Dieses Tagebuch, eine Kladde mit bläulich-schwarz marmoriertem Papp­deckel, ist das älteste von mir er­hal­te­ne schrift­li­che Dokument. Ich führ­te es von Herbst 1954 bis Anfang 1955. Ich weiß nicht mehr, ob ich von Be­ginn an ei­ne Fal­le witterte oder das Ganze zunächst nur als ei­ne Be­stra­fung ansah, so wie Vater uns spä­ter Straf­ge­dichte und -auf­sät­ze aufgab. Es sieht so aus, als hätte ich dies da­mals selber her­aus­zu­be­kom­men ver­sucht, fin­det sich doch schon am zwei­ten Tag der leicht provokante, wie in einen Potentialis ge­klei­de­te Ein­trag: „Schlech­tes Wet­ter Mit­tags, so daß ich keine Streiche spielen konnte.” In den nächsten Ta­gen wer­de ich zu­neh­mend küh­ner (30.10.: „abends ... Klim­per­män­chen ge­macht”; 31.10.: „als der Kerl da an der <Fuß­ball­ver­eins->Kas­se mal weg ging, bin ich an ihm vorbeigerannt, denn ich hatt kein Geld mit”). Dann aber ge­be ich mich über Wo­chen hin kreuzbrav und ver­schlei­e­re gar am 9.11.54 einen er­folg­rei­chen Schum­mel­ver­such („Abends fuhr ich um­sonst nach Hamborn”, d.h. ich drück­te mich am kas­sie­ren­den Schaffner vor­bei). Erst im Ja­nu­ar '55 rücke ich wieder mit kleine­ren Ver­gehen her­aus („Kis­sen­schlacht”; „mit Ta­schen­lam­pe heim­lich raus­ge­gan­gen”). Das sieht denn doch nach dem tak­ti­schen Ver­hal­ten des­sen aus, der sich auf ei­nen Mit­le­ser ein­ge­stellt hat. Auch glaubt man bald der lust­los und uninspiriert wir­ken­den Aus­führ­ung das Ab­ge­preß­te an­zu­mer­ken.

 

In meinem Tagebuch ist zur Schule noch zu lesen: Am 4.11.54 „bekamen wir das Heftchen: ‚Till Eu­len­spie­gel’ zum lesen!”
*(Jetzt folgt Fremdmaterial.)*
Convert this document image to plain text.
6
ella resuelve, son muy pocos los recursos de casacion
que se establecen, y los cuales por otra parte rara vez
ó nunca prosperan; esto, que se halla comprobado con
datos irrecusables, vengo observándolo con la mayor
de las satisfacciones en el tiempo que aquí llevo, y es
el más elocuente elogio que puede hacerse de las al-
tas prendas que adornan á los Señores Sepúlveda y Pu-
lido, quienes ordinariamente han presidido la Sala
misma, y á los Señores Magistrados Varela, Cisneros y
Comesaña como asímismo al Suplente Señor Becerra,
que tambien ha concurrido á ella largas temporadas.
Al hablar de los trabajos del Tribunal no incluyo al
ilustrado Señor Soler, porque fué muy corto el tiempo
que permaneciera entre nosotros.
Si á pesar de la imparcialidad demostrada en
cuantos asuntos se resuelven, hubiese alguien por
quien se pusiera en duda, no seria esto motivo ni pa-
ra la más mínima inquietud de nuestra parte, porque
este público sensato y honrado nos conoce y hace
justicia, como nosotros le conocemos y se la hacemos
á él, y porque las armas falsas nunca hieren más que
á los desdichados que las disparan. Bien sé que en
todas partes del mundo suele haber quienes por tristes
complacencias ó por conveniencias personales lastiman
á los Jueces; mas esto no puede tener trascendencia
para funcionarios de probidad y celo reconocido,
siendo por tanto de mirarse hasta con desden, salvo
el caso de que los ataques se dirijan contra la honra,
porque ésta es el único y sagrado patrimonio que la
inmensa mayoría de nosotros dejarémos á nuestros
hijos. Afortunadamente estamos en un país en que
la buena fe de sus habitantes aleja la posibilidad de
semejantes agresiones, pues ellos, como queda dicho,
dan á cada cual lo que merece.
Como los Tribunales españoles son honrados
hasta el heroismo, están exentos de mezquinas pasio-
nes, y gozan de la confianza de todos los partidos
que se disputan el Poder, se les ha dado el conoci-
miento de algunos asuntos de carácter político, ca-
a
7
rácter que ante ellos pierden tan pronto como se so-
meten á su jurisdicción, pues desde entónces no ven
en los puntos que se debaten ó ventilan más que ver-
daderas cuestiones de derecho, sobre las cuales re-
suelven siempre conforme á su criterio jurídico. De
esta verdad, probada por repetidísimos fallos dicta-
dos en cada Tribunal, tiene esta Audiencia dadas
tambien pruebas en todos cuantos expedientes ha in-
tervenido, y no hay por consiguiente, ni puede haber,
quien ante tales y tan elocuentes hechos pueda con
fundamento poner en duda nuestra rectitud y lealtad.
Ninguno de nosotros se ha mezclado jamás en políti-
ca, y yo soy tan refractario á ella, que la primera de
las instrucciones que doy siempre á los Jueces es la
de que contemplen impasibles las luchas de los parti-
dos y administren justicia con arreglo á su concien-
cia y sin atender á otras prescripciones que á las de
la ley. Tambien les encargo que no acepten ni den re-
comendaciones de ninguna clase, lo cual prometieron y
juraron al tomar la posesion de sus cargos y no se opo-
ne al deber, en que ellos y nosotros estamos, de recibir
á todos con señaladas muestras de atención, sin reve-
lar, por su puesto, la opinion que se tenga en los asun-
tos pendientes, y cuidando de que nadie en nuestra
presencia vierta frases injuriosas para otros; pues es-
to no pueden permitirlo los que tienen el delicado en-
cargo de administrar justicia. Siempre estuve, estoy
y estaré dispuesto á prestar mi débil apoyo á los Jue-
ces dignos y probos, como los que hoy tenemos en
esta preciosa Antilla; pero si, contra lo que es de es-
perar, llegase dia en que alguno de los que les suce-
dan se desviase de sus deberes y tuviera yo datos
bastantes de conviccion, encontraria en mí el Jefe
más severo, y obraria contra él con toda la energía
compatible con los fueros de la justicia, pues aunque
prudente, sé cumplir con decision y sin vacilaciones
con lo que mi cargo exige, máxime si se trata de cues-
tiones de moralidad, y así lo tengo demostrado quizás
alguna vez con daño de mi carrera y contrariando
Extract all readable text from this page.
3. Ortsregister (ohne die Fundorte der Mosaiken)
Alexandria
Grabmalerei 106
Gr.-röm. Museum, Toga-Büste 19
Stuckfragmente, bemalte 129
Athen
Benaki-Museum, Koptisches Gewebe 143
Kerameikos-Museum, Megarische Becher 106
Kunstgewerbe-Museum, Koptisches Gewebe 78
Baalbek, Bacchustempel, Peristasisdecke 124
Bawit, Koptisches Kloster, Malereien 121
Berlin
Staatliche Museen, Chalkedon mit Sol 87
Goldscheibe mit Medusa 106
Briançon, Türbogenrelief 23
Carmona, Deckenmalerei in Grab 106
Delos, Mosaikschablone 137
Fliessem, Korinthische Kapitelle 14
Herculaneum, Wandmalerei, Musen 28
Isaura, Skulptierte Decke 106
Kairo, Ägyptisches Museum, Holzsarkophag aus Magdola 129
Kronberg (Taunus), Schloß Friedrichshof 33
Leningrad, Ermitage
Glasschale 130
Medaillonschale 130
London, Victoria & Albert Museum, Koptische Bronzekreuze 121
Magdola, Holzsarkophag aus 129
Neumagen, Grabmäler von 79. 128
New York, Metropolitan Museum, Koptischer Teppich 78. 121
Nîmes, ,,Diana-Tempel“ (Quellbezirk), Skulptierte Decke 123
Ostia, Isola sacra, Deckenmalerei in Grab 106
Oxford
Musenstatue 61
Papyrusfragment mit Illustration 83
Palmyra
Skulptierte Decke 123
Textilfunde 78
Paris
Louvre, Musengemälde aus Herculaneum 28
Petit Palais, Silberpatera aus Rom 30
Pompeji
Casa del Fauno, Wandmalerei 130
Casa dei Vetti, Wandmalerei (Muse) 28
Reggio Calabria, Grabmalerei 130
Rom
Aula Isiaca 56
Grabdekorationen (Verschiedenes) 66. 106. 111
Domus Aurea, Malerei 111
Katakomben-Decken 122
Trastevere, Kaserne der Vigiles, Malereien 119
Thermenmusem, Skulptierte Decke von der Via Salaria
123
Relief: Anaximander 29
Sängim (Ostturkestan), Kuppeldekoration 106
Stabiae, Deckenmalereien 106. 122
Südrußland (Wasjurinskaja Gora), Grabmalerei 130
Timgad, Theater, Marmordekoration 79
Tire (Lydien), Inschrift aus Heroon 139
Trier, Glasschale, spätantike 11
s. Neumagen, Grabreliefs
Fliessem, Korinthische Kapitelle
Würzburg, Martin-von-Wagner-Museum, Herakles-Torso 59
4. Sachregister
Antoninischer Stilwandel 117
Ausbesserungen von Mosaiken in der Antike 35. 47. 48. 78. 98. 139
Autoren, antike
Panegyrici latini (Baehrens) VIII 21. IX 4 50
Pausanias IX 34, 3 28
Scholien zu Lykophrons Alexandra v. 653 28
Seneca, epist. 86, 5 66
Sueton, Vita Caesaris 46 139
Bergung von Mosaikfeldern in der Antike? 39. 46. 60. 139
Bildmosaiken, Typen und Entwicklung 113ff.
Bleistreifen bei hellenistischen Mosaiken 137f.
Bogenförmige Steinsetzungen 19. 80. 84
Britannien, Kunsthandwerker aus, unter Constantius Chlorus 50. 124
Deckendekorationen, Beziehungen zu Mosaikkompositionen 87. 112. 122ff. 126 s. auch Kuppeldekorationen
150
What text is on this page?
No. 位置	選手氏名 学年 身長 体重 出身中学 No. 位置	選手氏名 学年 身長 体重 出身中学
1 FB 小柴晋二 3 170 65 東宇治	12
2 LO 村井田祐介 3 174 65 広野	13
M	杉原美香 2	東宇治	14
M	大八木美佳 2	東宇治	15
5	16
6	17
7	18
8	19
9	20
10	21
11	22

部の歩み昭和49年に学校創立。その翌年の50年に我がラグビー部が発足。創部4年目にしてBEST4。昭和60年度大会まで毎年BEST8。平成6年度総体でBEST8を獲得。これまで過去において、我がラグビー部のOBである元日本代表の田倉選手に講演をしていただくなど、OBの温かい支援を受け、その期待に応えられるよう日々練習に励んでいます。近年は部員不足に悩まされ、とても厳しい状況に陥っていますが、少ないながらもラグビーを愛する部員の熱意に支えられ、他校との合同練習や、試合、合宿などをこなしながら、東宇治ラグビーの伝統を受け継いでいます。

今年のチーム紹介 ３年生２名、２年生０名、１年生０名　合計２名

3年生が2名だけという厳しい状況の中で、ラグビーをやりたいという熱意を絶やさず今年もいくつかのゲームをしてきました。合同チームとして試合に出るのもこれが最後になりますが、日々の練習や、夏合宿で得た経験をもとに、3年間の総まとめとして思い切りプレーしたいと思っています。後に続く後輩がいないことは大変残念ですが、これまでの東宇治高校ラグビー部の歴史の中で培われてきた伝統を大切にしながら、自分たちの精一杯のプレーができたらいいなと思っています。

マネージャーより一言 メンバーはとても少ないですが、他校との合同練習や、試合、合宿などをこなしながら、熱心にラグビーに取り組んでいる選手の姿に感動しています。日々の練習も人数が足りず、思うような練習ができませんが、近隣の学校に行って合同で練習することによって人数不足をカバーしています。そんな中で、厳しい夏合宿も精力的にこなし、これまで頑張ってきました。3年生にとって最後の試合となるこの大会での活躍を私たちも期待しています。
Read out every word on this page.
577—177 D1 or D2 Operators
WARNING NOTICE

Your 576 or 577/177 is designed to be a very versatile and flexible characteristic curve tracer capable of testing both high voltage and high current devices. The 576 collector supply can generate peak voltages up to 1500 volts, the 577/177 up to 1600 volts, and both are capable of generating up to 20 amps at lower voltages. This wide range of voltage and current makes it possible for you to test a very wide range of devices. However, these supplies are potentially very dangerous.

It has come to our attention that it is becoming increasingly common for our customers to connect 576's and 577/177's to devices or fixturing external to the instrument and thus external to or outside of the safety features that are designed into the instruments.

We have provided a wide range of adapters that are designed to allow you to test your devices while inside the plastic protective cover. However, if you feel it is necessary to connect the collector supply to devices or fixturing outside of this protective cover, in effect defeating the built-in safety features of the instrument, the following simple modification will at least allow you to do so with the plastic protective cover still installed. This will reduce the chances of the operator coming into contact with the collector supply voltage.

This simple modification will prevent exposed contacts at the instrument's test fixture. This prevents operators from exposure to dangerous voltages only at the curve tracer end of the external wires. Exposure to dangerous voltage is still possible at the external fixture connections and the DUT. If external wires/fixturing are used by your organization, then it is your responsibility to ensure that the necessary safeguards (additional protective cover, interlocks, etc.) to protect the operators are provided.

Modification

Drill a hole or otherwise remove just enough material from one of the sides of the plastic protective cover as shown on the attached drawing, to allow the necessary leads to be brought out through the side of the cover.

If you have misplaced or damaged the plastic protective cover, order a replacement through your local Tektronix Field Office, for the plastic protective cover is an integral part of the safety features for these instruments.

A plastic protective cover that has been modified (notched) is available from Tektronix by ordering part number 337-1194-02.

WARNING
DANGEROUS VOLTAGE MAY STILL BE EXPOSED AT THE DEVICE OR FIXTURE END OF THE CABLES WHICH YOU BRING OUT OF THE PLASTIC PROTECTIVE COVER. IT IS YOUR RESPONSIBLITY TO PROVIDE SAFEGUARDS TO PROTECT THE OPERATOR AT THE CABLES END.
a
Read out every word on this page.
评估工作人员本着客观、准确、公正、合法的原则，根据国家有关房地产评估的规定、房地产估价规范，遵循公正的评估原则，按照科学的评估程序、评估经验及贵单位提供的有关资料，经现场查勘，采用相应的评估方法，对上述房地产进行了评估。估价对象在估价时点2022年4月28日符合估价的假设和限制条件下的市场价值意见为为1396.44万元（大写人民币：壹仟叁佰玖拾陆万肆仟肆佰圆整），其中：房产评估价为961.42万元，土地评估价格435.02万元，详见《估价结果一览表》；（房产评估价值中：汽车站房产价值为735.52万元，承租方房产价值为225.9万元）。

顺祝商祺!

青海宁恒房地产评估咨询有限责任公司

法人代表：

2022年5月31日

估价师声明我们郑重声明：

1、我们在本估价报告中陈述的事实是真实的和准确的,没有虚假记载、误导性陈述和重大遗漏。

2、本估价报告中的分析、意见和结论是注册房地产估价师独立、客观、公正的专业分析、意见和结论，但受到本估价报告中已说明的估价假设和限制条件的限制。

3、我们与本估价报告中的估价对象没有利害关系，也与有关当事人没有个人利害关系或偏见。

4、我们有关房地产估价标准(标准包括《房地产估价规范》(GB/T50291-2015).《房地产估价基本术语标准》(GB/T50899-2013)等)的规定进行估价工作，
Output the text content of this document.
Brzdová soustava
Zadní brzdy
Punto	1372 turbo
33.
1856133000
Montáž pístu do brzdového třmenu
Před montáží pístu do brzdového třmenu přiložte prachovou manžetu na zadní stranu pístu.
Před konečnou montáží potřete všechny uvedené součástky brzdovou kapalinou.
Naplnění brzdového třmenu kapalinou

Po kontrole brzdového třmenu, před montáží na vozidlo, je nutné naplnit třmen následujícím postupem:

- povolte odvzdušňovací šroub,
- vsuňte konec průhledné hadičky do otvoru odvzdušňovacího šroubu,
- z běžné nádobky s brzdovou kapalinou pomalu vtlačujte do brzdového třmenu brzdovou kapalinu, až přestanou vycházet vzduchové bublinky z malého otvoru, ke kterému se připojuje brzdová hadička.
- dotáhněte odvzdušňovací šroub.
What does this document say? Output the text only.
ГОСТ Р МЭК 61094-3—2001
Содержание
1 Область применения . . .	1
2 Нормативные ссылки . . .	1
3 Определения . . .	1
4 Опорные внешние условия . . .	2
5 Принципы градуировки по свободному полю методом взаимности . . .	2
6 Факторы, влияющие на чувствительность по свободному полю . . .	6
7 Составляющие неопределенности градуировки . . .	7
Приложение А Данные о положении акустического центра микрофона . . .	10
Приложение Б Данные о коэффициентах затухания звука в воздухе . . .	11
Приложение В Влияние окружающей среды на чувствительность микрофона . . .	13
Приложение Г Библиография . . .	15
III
Ich entsinne mich, wie wir über Till sprechen, der alle Befehle und Aufträge so wörtlich-wild aus­führt.

 
Am 13.12.54 hatten wir laut Tagebuch schulfrei”. Am 16.12. ließ uns der Rektor zu sei­nem Ge­burts­tag schon um 11 Uhr nach Hause ge­hen. Am 15.2.55 bekamen wir we­gen Schneefalls keine Schul­ar­bei­ten auf, und am näch­sten Tag endete der Unterricht wegen des Kar­ne­vals wie­de­rum um 11 Uhr. Wiederholt hatten wir ohne An­ga­be von Grün­den schon um 10 Uhr schulfrei, dies in den Mo­na­ten vor der Zu­las­sungs­prü­fung fürs Gym­na­si­um! Womöglich wurde Herr Schneiders schon damals vormittags zu Sitzungen des Oberhausener Stadtrats abgeholt.